Un grupo de investigadores ha realizado un importante hallazgo en Kenia, donde se descubrieron huellas de homínidos en la región del lago Turkana. Este conjunto de rastros, perteneciente a la especie Paranthropus boisei, data de hace aproximadamente 1,43 millones de años y está generando nuevas reflexiones en torno al tamaño corporal y la conducta de estos ancestros de los seres humanos. El estudio, publicado recientemente en Proceedings of the National Academy of Sciences, ofrece un análisis detallado de las impresiones que quedaron en un entorno húmedo.
El yacimiento conocido como GaJi10 fue identificado inicialmente en 1978 por un equipo de excavación liderado por la geóloga Kay Behrensmeyer. Durante una exploración destinada a estudiar las capas geológicas, se hallaron las primeras huellas de homínidos, aunque la magnitud del sitio no fue completamente reconocida hasta décadas posteriores. Desde entonces, los investigadores han realizado varias excavaciones en 2016 y 2023, logrando documentar un total de 21 huellas, además de rastros de otros animales como hipopótamos y antílopes.
El análisis de las huellas ha llevado a los científicos a establecer que los individuos de Paranthropus boisei alcanzaban una altura cercana a los 1,80 m y un peso aproximado de 75 kg, lo que contradice la percepción de que esta especie era significativamente más pequeña que Homo erectus. Este descubrimiento sugiere que ambas especies compartían un entorno bajo circunstancias similares, lo que plantea nuevas preguntas sobre la interacción y competencia por recursos entre ellas en ese periodo.

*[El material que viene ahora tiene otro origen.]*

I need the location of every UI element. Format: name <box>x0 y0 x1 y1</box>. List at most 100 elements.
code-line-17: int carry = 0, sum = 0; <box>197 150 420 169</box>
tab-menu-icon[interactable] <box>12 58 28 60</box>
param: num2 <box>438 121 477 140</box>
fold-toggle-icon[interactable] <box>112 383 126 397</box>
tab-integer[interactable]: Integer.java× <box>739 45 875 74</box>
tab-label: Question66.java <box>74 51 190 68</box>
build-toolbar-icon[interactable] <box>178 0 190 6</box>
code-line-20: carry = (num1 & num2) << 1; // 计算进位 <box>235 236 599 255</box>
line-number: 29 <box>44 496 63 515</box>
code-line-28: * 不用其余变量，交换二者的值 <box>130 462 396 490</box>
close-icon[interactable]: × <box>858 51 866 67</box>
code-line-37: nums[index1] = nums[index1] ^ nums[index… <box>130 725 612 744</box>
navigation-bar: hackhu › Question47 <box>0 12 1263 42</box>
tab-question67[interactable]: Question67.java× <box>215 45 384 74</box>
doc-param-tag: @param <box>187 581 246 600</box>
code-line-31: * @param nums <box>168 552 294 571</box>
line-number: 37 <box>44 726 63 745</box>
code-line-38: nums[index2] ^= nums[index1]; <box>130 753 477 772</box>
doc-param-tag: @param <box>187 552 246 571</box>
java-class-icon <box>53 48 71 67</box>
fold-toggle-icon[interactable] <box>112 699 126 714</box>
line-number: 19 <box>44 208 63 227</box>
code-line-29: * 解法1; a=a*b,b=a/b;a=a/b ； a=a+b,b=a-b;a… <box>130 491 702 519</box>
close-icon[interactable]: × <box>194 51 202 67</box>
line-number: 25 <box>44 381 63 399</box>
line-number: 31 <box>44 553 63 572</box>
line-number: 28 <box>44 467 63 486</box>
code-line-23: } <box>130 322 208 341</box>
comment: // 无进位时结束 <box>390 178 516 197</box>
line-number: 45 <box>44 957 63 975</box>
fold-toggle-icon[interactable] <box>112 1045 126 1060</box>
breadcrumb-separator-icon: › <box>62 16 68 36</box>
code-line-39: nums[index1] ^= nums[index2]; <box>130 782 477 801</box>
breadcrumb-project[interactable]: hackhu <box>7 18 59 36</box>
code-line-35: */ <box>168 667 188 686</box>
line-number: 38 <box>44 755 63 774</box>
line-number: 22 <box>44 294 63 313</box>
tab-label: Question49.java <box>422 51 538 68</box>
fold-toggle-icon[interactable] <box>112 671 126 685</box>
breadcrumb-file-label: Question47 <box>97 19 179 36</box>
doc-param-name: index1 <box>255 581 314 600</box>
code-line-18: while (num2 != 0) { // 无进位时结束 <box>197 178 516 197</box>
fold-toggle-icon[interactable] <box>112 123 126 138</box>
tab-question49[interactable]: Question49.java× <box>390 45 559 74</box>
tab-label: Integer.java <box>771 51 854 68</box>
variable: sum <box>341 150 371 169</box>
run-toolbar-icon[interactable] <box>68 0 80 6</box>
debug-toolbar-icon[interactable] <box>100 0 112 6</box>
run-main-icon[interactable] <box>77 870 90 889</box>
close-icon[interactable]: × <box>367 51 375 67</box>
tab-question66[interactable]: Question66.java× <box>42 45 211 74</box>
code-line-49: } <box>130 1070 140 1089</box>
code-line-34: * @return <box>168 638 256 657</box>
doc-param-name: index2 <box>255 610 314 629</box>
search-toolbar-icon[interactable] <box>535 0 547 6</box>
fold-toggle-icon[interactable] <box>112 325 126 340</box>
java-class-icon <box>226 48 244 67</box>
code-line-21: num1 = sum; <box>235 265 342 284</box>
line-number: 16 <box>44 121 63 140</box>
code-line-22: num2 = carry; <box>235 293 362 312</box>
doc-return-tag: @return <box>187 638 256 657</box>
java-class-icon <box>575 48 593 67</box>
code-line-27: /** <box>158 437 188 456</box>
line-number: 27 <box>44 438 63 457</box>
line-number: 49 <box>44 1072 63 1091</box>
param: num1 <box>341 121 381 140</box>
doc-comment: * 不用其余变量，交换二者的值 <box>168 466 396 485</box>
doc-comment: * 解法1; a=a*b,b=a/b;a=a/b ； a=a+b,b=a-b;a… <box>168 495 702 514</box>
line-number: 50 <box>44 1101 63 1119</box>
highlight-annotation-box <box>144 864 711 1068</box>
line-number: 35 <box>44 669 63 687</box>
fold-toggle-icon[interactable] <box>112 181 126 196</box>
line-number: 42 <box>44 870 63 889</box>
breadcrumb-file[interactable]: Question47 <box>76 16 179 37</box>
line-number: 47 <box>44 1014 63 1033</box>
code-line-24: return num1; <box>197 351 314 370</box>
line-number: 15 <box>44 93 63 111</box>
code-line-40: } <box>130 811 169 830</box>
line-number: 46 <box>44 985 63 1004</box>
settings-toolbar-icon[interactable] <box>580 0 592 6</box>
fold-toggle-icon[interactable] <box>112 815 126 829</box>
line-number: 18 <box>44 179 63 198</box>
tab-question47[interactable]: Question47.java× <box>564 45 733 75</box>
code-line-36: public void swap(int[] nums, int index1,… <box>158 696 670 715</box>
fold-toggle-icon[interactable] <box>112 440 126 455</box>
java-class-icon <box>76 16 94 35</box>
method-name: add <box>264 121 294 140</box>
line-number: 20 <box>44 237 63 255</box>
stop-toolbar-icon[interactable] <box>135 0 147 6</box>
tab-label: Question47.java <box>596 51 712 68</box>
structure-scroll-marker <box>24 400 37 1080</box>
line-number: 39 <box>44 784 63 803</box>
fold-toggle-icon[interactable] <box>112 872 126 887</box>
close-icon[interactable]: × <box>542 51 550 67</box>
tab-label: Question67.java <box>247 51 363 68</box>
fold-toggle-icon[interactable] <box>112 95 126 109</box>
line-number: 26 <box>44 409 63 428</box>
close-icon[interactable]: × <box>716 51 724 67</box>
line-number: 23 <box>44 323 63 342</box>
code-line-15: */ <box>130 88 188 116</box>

La distribución de las pisadas también revela que los ocho homínidos avanzaron en grupo, lo que sugiere un comportamiento social que se había visto poco antes en otros fósiles. Behrensmeyer destaca la importancia de estas huellas, ya que permiten hacer una conexión más cercana con el pasado, reflejando un momento específico en la evolución humana que no puede obtenerse solo a partir de restos óseos.
Con este hallazgo, se reabre el debate sobre cómo convivían diferentes especies de homínidos en el mismo espacio geográfico y cómo esas interacciones pudieron influir en su evolución. A medida que se continúan explorando estos yacimientos, emergen nuevas hipótesis sobre el comportamiento y la ecología de nuestros antepasados, invitando a los investigadores a profundizar en el estudio de sus dinámicas sociales y la adaptación a su entorno.